Mais un dernier défi allait nous permettre de clôturer notre visite de l’île des femmes : le nez de la montagne.

L’ascension

Durant les quelques jours passés dans le dortoir du village, nous avions sympathisé avec Pauline, la fille de la gérante de l’établissement. Connaissant l’île comme sa poche, elle avait proposé de nous guider au sommet de la hauteur qui, vue d’en bas, faisait penser au nez de la femme enceinte. Nous allions effectivement avoir besoin de Pauline pour trouver le chemin, car celui-ci… n’existait pas. Sa mère nous transporta dans la benne de son pickup (une habitude solide désormais), et nous déposa au plus près qu’il était possible d’accéder en véhicule.

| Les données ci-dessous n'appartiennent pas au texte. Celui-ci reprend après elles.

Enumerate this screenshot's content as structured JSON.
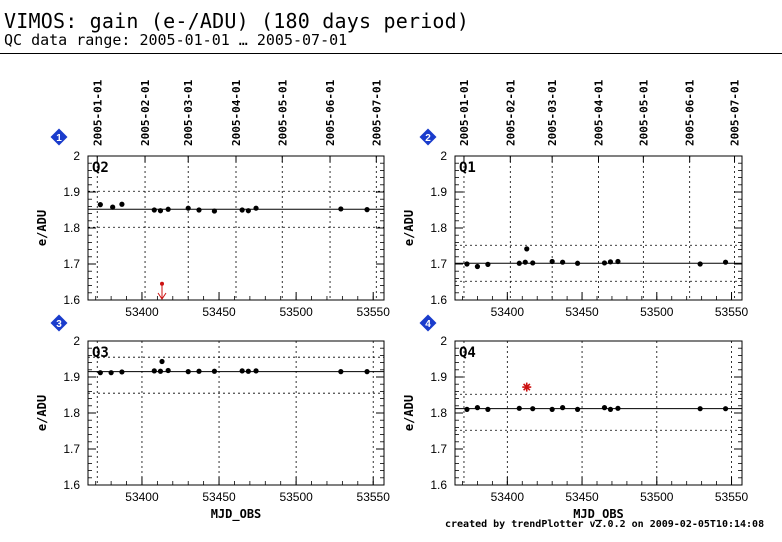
{
  "header": {
    "title": "VIMOS: gain (e-/ADU) (180 days period)",
    "subtitle": "QC data range: 2005-01-01 … 2005-07-01"
  },
  "footer": {
    "credit": "created by trendPlotter v2.0.2 on 2009-02-05T10:14:08"
  },
  "colors": {
    "badge": "#1a3ccc",
    "outlier": "#cc1111",
    "data": "#000000"
  },
  "chart_data": [
    {
      "type": "scatter",
      "badge": "1",
      "panel_label": "Q2",
      "ylabel": "e/ADU",
      "xlabel": "",
      "xlim": [
        53365,
        53557
      ],
      "ylim": [
        1.6,
        2.0
      ],
      "x_ticks": [
        53400,
        53450,
        53500,
        53550
      ],
      "y_ticks": [
        1.6,
        1.7,
        1.8,
        1.9,
        2.0
      ],
      "date_ticks": [
        "2005-01-01",
        "2005-02-01",
        "2005-03-01",
        "2005-04-01",
        "2005-05-01",
        "2005-06-01",
        "2005-07-01"
      ],
      "date_tick_mjd": [
        53371,
        53402,
        53430,
        53461,
        53491,
        53522,
        53552
      ],
      "mean_line": 1.852,
      "band_lines": [
        1.802,
        1.902
      ],
      "points": [
        [
          53373,
          1.865
        ],
        [
          53381,
          1.858
        ],
        [
          53387,
          1.866
        ],
        [
          53408,
          1.85
        ],
        [
          53412,
          1.848
        ],
        [
          53417,
          1.852
        ],
        [
          53430,
          1.855
        ],
        [
          53437,
          1.85
        ],
        [
          53447,
          1.847
        ],
        [
          53465,
          1.85
        ],
        [
          53469,
          1.848
        ],
        [
          53474,
          1.855
        ],
        [
          53529,
          1.853
        ],
        [
          53546,
          1.851
        ]
      ],
      "outliers": [
        {
          "x": 53413,
          "y": 1.645,
          "kind": "arrow-down"
        }
      ]
    },
    {
      "type": "scatter",
      "badge": "2",
      "panel_label": "Q1",
      "ylabel": "e/ADU",
      "xlabel": "",
      "xlim": [
        53365,
        53557
      ],
      "ylim": [
        1.6,
        2.0
      ],
      "x_ticks": [
        53400,
        53450,
        53500,
        53550
      ],
      "y_ticks": [
        1.6,
        1.7,
        1.8,
        1.9,
        2.0
      ],
      "date_ticks": [
        "2005-01-01",
        "2005-02-01",
        "2005-03-01",
        "2005-04-01",
        "2005-05-01",
        "2005-06-01",
        "2005-07-01"
      ],
      "date_tick_mjd": [
        53371,
        53402,
        53430,
        53461,
        53491,
        53522,
        53552
      ],
      "mean_line": 1.702,
      "band_lines": [
        1.652,
        1.752
      ],
      "points": [
        [
          53373,
          1.7
        ],
        [
          53380,
          1.693
        ],
        [
          53387,
          1.699
        ],
        [
          53408,
          1.702
        ],
        [
          53412,
          1.705
        ],
        [
          53413,
          1.742
        ],
        [
          53417,
          1.703
        ],
        [
          53430,
          1.707
        ],
        [
          53437,
          1.705
        ],
        [
          53447,
          1.702
        ],
        [
          53465,
          1.703
        ],
        [
          53469,
          1.706
        ],
        [
          53474,
          1.707
        ],
        [
          53529,
          1.7
        ],
        [
          53546,
          1.705
        ]
      ],
      "outliers": []
    },
    {
      "type": "scatter",
      "badge": "3",
      "panel_label": "Q3",
      "ylabel": "e/ADU",
      "xlabel": "MJD_OBS",
      "xlim": [
        53365,
        53557
      ],
      "ylim": [
        1.6,
        2.0
      ],
      "x_ticks": [
        53400,
        53450,
        53500,
        53550
      ],
      "y_ticks": [
        1.6,
        1.7,
        1.8,
        1.9,
        2.0
      ],
      "mean_line": 1.915,
      "band_lines": [
        1.855,
        1.955
      ],
      "points": [
        [
          53373,
          1.912
        ],
        [
          53380,
          1.912
        ],
        [
          53387,
          1.914
        ],
        [
          53408,
          1.917
        ],
        [
          53412,
          1.916
        ],
        [
          53413,
          1.943
        ],
        [
          53417,
          1.918
        ],
        [
          53430,
          1.915
        ],
        [
          53437,
          1.916
        ],
        [
          53447,
          1.916
        ],
        [
          53465,
          1.917
        ],
        [
          53469,
          1.916
        ],
        [
          53474,
          1.917
        ],
        [
          53529,
          1.915
        ],
        [
          53546,
          1.915
        ]
      ],
      "outliers": []
    },
    {
      "type": "scatter",
      "badge": "4",
      "panel_label": "Q4",
      "ylabel": "e/ADU",
      "xlabel": "MJD_OBS",
      "xlim": [
        53365,
        53557
      ],
      "ylim": [
        1.6,
        2.0
      ],
      "x_ticks": [
        53400,
        53450,
        53500,
        53550
      ],
      "y_ticks": [
        1.6,
        1.7,
        1.8,
        1.9,
        2.0
      ],
      "mean_line": 1.812,
      "band_lines": [
        1.752,
        1.852
      ],
      "points": [
        [
          53373,
          1.81
        ],
        [
          53380,
          1.815
        ],
        [
          53387,
          1.81
        ],
        [
          53408,
          1.813
        ],
        [
          53417,
          1.812
        ],
        [
          53430,
          1.81
        ],
        [
          53437,
          1.815
        ],
        [
          53447,
          1.81
        ],
        [
          53465,
          1.815
        ],
        [
          53469,
          1.81
        ],
        [
          53474,
          1.813
        ],
        [
          53529,
          1.812
        ],
        [
          53546,
          1.812
        ]
      ],
      "outliers": [
        {
          "x": 53413,
          "y": 1.872,
          "kind": "star"
        }
      ]
    }
  ]
}
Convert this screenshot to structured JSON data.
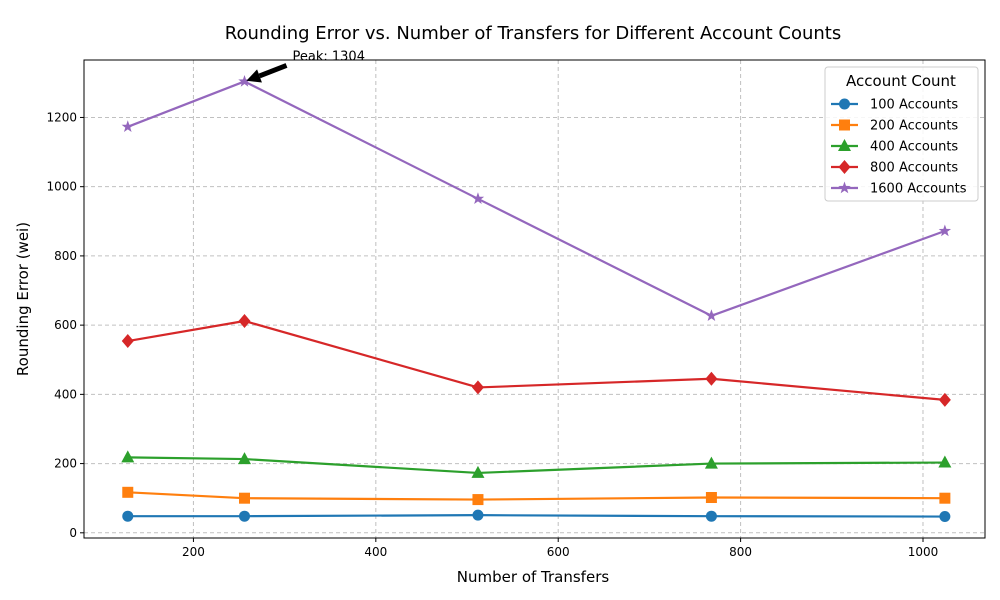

Puis nous commençâmes une longue ascension dans la jungle, glissant, rampant parfois sous la végétation, jusqu’à atteindre les premières roches indiquant la proximité du sommet.

Après quelques sentiers à flanc de montagne, et une courte ascension à l’aide de cordes fixées par des âmes charitables, nous pûmes profiter d’une ultime vue de l’île à couper le souffle.

Huahine vue depuis les hauteurs Une jeune femme coiffée d’une couronne de fleurs roses vue de dos devant un panorama

Nous en profitâmes autant que le restant du jour pu nous le permettre, mais malgré une descente hâtive, la nuit tombée nous força à rentrer à pieds jusqu’à la “ville”.

Cette nuit devait être la dernière que nous passerions sur l’île de Huahine, car nous avions rendez-vous aux aurores avec un pêcheur qui devrait nous emmener avec quelques habitants à bord de son speedboat en direction de Raiatea, la plus grande des îles de l’archipel Sous le Vent.

Prochaine étape

Nous étions arrivés sous les radars, et nous repartirions sous les radars ! … au prix de quelques secousses et éclaboussures.

Au fur et à mesure que l’aube progressait, Raiatea devint de plus en plus distincte à l’horizon tandis que Huahine rétrécissait en emportant avec elle le souvenir d’une aventure qui, bien qu’elle n’avait qu’en tout duré moins de deux semaines, nous avait parut très intense.

Le lever de soleil sur Huahine vu depuis l’arrière d’un speedboat
Adieu Huahine
Raiatea vue depuis un speedboat
Bonjour Raiatea !

Et nous n’en étions toujours qu’au début de notre périple.